Söz konusu olan asla ve kat’a bir söylem ve eylem birlikteliği kuramayacağım bu isimler bile olsa, “Ooooh canıma değsin, ne de güzel oldu, etme bulma dünyası, alma mazlumun ahını çıkar aheste aheste” demezdim.
Gazete görünümlü bir “kağıt tomarı”nın, “propaganda bülteni” işlevi gördüğünü, yapılanın Türkiye Cumhuriyeti’ne karşı “asimetrik” bir “savaş” olduğunu idrak edip, medya mezarlığına yollama kararı vermek işinin tümüyle “okura” ait olduğunu savunurdum.
İstifaları duyduğumda, bilgisayarın başına ilk oturduğumda dediğimi yapacaktım da...
Fakat sonra;
İstifasını veren Altan ve Çongar’ın, Amberin Zaman gibi eski Taraf’çıların, Hasan Cemal gibi Taraf şakşakçılarının, Emre Uslu gibi halihazırdaki yazarların “eserleriyle gurur duydukları”nı görünce caydım.
Bu canavarı siz yarattınız.
Sizi dişlerinin arasına almış çiğnemeye çalışırken “tarihinizle yüzleşin” bari!
“Eğer biz hiç sorgulamadan yayınladığımız uyduruk ’darbede kullanılacak gazeteciler’listeleriyle kendi meslektaşlarımızı arenada aslanların önüne atar gibi ’kelle’isteyen gözü dönmüş bir iktidarın önüne atmasaydık bunlar başımıza gelmezdi” deyin...

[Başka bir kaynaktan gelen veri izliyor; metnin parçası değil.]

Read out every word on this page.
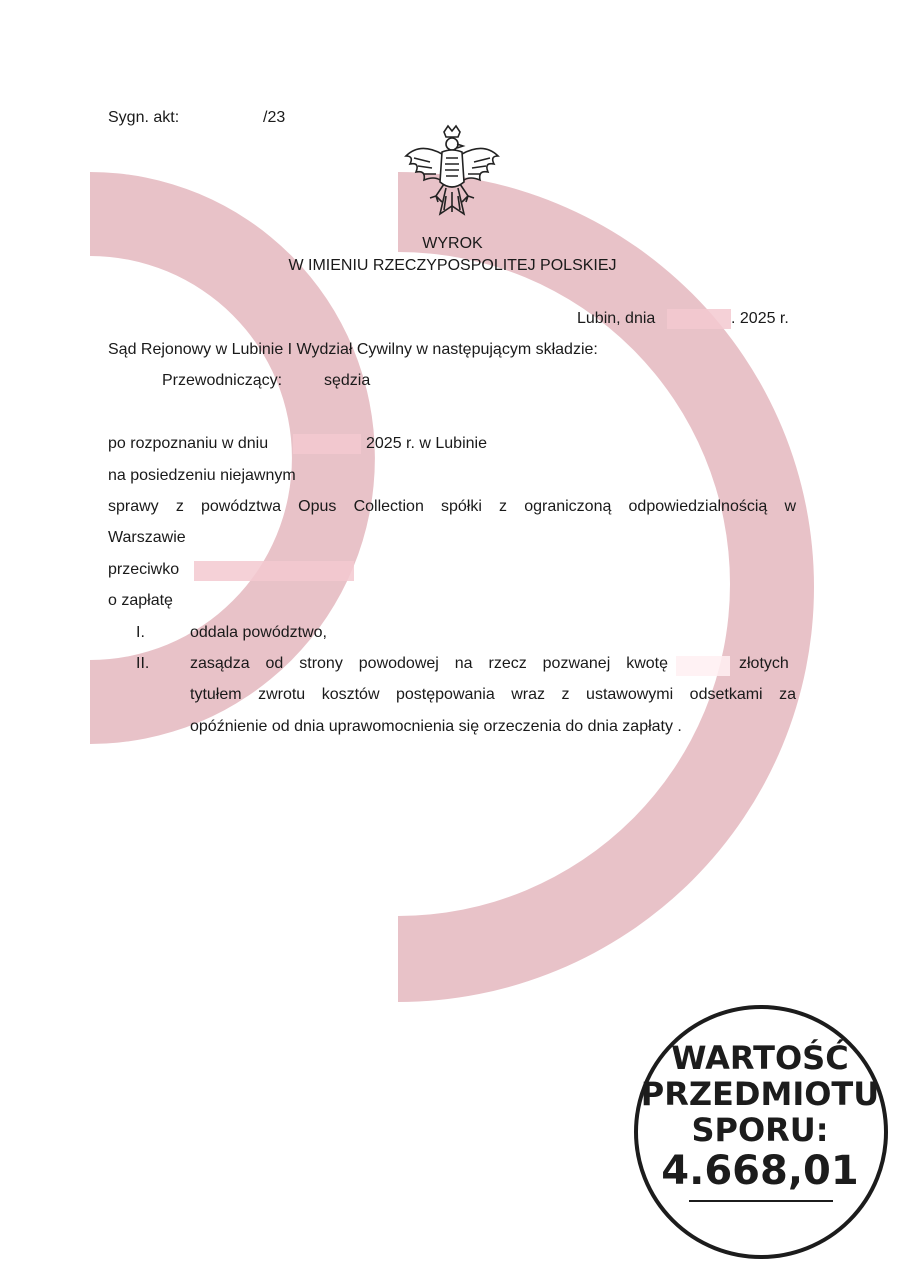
Sygn. akt:	/23
WYROK
W IMIENIU RZECZYPOSPOLITEJ POLSKIEJ
Lubin, dnia	. 2025 r.
Sąd Rejonowy w Lubinie I Wydział Cywilny w następującym składzie:
Przewodniczący:	sędzia
po rozpoznaniu w dniu	2025 r. w Lubinie
na posiedzeniu niejawnym
sprawy z powództwa Opus Collection spółki z ograniczoną odpowiedzialnością w
Warszawie
przeciwko
o zapłatę
I.	oddala powództwo,
II.	zasądza od strony powodowej na rzecz pozwanej kwotę	złotych
tytułem zwrotu kosztów postępowania wraz z ustawowymi odsetkami za
opóźnienie od dnia uprawomocnienia się orzeczenia do dnia zapłaty .
WARTOŚĆ
PRZEDMIOTU
SPORU:
4.668,01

“Eğer biz hiç sorgulamadan yayınladığımız uyduruk ‘darbede öldürülecek gazeteciler’ listeleriyle kendi meslektaşlarımızı bir korku tüneline hapsetmeseydik, aralarına ‘kan davası’sokmasaydık, sektörü ‘dayanışamaz’ hale getirmeseydik iktidar için böyle kolay lokma olmazdık” deyin...
“Hata ettik” deyin...
“Bu silahın bir gün bize dönebileceğini hiç hesap etmedik” deyin...

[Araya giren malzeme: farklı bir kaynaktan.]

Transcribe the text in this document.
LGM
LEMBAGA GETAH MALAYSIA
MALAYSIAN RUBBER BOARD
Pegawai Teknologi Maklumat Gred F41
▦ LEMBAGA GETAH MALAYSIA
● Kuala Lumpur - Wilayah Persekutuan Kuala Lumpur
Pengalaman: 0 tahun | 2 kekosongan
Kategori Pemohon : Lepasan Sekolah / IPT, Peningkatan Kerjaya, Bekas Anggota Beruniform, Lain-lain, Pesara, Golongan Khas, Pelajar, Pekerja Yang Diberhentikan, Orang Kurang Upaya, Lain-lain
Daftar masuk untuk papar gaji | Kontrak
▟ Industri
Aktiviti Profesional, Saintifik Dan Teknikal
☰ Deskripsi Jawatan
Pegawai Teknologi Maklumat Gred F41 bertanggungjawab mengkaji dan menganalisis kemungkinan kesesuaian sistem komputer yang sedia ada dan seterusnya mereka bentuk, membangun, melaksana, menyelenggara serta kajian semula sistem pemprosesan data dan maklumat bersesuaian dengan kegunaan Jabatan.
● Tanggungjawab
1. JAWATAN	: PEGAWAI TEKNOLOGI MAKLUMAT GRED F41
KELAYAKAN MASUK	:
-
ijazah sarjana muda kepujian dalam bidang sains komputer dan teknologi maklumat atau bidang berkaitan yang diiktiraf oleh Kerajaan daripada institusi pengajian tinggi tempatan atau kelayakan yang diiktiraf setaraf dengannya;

“Kendimizi bulunmaz hint kumaşı sandık, kullanıp atacaklarını bilemedik” deyin...
Paramparça olmasına yol açtığınız ailelerden, zulümhanelere tıktırdığınız askerlerden, gazetecilerden, akademisyenlerden, hukukçulardan, doktorlardan af dileyin...
Devletin temelinde yarattığınız çürümeden, toplumda yol açtığınız kin ve isyan duygusundan, ayrışmadan dolayı pişmanlık yaşadığınızdan söz edin...

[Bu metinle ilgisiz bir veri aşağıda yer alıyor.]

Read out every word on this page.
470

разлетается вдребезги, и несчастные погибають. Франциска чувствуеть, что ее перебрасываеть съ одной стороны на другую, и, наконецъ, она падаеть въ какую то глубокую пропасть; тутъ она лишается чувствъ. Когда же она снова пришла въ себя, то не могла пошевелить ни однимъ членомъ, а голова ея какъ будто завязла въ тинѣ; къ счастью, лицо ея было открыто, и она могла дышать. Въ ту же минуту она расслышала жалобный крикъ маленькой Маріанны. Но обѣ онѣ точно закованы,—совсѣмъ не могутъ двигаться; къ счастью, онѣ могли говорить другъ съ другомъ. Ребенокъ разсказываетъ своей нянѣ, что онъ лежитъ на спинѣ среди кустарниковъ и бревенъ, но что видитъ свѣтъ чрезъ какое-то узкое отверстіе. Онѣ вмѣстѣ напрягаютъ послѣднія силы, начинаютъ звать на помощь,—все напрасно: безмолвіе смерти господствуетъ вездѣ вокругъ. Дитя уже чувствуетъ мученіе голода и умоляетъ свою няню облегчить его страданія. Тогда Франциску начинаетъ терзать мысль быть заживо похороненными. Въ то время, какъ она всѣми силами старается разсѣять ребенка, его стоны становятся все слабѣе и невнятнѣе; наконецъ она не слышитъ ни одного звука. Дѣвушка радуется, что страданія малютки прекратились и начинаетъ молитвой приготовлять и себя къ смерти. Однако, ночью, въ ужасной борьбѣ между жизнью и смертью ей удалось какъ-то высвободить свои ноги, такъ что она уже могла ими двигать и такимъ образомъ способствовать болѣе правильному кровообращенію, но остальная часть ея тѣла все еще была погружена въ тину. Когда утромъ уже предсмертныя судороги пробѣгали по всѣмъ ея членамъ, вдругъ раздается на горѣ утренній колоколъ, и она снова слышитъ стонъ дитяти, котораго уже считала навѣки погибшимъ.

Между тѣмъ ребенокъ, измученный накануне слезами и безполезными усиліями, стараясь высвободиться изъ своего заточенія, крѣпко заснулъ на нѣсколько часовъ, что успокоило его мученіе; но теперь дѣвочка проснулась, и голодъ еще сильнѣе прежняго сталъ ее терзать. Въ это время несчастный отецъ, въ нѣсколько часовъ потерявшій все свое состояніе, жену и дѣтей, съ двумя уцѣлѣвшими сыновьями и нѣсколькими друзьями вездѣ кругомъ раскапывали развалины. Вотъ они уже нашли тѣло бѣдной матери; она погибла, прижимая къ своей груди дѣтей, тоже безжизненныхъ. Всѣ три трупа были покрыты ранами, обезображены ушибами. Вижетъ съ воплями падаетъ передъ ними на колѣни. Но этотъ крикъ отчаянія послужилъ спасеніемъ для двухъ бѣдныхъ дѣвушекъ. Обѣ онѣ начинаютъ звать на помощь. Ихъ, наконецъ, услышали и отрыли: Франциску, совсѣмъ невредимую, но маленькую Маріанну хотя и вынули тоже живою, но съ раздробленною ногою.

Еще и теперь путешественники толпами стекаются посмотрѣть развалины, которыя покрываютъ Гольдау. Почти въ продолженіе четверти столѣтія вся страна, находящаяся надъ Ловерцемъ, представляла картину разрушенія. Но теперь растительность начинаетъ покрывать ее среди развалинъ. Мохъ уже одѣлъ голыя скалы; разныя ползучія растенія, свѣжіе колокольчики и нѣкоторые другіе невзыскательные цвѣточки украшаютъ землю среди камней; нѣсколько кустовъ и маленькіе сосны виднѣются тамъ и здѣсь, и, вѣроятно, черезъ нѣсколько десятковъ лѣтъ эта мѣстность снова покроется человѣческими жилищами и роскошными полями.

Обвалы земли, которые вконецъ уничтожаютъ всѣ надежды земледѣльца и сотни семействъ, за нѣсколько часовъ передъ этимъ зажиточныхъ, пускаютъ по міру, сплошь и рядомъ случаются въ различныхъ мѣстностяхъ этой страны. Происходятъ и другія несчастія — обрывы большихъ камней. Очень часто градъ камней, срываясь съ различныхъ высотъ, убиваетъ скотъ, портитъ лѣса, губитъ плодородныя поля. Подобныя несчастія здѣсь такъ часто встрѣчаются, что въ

Ki, en azından ibret olsun!
Ama yok gurur duyuyorlar aracı oldukları tahribattan!
Vahşetin, dehşetin, cinayetin zevkinden bahsederken, “Sado-mazohist” eğilimleri konusunda doğru söylüyormuş demek ki Ahmet Altan!
Ne diyeyim, ötesini Türk hekimleri teşhis etsin!
Hâlâ “ilkeli ve dürüst gazetecilik öğrettik” diyor.
Ya benim ilkelerim ve dokuz köyden kovulmak pahasına dürüstlükten yana olan iç sesim kulağıma ne diyor biliyor musunuz;
Hadi oradan!
Siz jurnalciliği öğrettiniz!
Hedef göstermeyi öğrettiniz!
Linci öğrettiniz!
Yargısız infazı öğrettiniz!
Kara propagandayı öğrettiniz!
“Biz ne yaptık” diye başınızı duvarlara vuracağınıza yarım kalan “Ergenekon Cumhuriyeti’ni yıkma” görevine yanıyorsunuz ha!
İşte size fikri ameleliğini yaptığınız “Yeni Türkiye” niz;
Madem “beslemeye” devam etmekse bu denli hevesliniz her acıktığında birkaç kelle verirsiniz;
2. Cumhuriyetçiler, liberaller, “ileri demokrat”lar, “eski sosyalist”ler, muhafazakarlar “mide”si geniş üzülmeyin hepinize yer var!